Törende günün önemine yönelik bir konuşma yapan MGC Balkanı Rüstem Kaya Tepe, 10 Ocak’ın tarihsel süreci hakkında bilgi verdi. Gazetecilerin kar kış demeden zor şartlar altında yılın 365 günü mesai mefhumu gözetmeden çalıştığını belirten Tepe, "Tarihin hangi sürecine bakarsanız bakın kültürü, dini, ırkı, cinsi ne olursa olsun insanlar haber almak isterler. Haber almak en doğal haklarıdır. Ve gazeteciler de bu haber alma hakkını insanlara verirler. 10 Ocak bizim için önemli; 10 Ocak, 1961 yılında gazetecilerin haklarını yasal statüye kavuştuğu tarih. Özel günler bizim için değerli. Özel günlerimize sahip çıkmazsak daha sonra savunacak bir şeyimiz de kalmaz. Zamanında elde ettiğimiz hakların savunuculuğunu bu özel günlerde yapmamız lazım. Bu özel günlerde tek kişi kalana kadar mücadelemizi sürdürmemiz lazım. Taleplerimizi, ihtiyaçlarımızı söylememiz lazım. Bunu bir sonraki nesile aktarmamız lazım. En önemli görevimiz bu. Zamanında yaşanan şeylerin ne olduğunun, ne bittiğini bir sonraki nesillere aktarmanın en önemli yollarından biri de bu özel günlerimize sahip çıkmak" dedi.
Teknolojinin hızla değiştiğini, gazetecilerin de bu dönemde zor bir süreçten geçtiğini dile getiren Tepe, "Baktığınız zaman gazeteci, ekonomik, kültürel, teknolojik, psikolojik pek çok tehditle karşı karşıya. Belki ekonomik ya da işte teknolojik gelişimleri bir şekilde aşarsınız. Bunlar çok sorun olmaz ama gazetecinin bu dönemde meslekiyle alakalı zor durumda kaldığı bir süreç var. Bu da yeni medyayla beraber yeni bir gazeteci tanımını; ’vatandaş gazeteciliği’ tanımını ortaya çıkardı. Bir gecede vatandaşın biri ’benden çok iyi gazeteci olur’ diyor ve sabahında gazeteci olmaya karar verebiliyor. Siz, 20-30 yıldır bu mesleği yapan bir insan olarak bir günde kendini gazeteci ilan eden bir kişiyle karşı karşıya kalabiliyorsunuz. Böyle bir durumla karşı karşıya kaldığınız zaman işte bu biraz gazetecinin gücüne gidiyor. Bunun doğru olmadığını, herkesin gazeteci olmadığını, buna dikkat edilmesi gerektiğini, haberin gazetenin elinde haber olduğunu özellikle bilmemiz lazım. Vatandaşlarımızın bunu bilmesi lazım. Biz kamu adına görevimizi yapmaya çalışıyoruz. Bakın herkes savaştan, depremden, felaketten, olaylardan, mafyadan, terörden kaçarken, gazeteci üstüne gider. Tam tersine hareket eder. Çünkü doğasında bu vardır ve görevi budur" diye konuştu.

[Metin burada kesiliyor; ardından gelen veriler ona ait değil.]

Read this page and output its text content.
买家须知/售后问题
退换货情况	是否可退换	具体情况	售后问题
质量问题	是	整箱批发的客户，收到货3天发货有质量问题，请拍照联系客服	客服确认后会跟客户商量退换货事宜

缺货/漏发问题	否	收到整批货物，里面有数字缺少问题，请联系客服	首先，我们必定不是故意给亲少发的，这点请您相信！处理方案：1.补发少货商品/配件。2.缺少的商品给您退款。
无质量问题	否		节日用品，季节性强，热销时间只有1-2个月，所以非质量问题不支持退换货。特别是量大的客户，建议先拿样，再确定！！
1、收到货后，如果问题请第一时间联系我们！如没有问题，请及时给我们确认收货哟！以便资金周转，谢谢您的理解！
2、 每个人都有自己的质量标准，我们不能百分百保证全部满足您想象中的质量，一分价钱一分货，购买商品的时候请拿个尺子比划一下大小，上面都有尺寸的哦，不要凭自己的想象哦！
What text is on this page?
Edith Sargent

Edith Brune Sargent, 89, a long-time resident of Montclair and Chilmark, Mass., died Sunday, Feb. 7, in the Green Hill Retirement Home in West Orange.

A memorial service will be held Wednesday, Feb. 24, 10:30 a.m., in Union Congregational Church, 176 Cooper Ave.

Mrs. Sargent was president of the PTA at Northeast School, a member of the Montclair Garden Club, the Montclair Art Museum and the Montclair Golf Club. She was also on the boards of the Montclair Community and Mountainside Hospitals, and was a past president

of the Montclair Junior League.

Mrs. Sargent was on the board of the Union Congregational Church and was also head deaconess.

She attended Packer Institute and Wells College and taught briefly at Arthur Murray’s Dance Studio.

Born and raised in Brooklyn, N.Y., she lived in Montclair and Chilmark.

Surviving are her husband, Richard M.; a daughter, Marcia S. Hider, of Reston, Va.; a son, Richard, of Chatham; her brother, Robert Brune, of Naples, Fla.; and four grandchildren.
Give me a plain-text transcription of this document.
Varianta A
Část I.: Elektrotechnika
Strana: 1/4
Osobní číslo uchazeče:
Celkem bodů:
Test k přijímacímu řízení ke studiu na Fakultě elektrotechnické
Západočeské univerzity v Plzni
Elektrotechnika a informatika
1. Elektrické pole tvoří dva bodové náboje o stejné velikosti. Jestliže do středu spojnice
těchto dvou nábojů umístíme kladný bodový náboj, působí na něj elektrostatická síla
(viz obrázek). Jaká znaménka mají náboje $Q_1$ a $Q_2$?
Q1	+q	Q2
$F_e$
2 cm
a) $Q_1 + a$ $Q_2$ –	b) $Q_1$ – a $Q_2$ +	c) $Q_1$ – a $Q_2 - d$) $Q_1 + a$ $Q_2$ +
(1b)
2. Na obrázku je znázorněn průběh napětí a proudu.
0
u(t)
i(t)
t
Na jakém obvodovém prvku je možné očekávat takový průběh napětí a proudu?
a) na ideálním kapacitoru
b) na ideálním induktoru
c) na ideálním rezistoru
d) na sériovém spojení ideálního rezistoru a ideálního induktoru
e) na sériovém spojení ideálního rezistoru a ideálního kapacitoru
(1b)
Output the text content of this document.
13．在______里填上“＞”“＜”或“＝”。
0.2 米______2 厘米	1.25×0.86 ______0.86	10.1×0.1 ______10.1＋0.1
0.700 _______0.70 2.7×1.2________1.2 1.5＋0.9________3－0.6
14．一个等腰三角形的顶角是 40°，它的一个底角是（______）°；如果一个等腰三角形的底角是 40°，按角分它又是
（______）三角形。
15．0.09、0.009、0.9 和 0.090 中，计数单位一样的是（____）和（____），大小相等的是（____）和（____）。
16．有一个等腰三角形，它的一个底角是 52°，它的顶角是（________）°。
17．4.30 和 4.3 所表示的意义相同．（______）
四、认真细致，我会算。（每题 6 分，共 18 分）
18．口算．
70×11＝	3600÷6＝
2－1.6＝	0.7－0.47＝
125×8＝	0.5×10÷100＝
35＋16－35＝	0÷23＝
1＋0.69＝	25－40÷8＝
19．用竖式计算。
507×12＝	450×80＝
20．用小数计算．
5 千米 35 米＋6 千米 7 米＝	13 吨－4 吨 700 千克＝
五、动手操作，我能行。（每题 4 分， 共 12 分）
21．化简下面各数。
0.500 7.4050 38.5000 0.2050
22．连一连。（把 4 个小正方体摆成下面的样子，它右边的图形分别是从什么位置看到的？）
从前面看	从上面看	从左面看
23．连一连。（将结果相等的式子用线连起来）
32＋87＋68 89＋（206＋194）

Anadolu’da pek çok gazete, radyo ve televizyonun imkansızlıklar nedeniyle kapandığını ve basın mensuplarının işsiz kaldığını belirten Tepe, bu kurumların Basın İlan Kurumunun verdiği resmi ilanlar sayesinde ayakta kalabildiğini ifade ederek, "Basın İlan Kurumun verdiği ilanlar olmasa şu an yayın yapan gazete bulamazsınız. Belki birkaç kendi imkanı ile çıkmaya çalışan gazete olabilir ama onun dışında inanın bulamazsınız. Bu da Türkiye demokrasisi açısından çok büyük bir sorun, çok büyük bir sıkıntı" ifadelerini kullandı. Gazetecilerin yaptığı doğru ve etik değerlerden geçen haberlerden alınılmaması ve gücenilmemesi gerektiğine işaret eden Tepe, bunun bir otokontrol, bir iç denetim olarak görülmesi gerektiğini kaydetti.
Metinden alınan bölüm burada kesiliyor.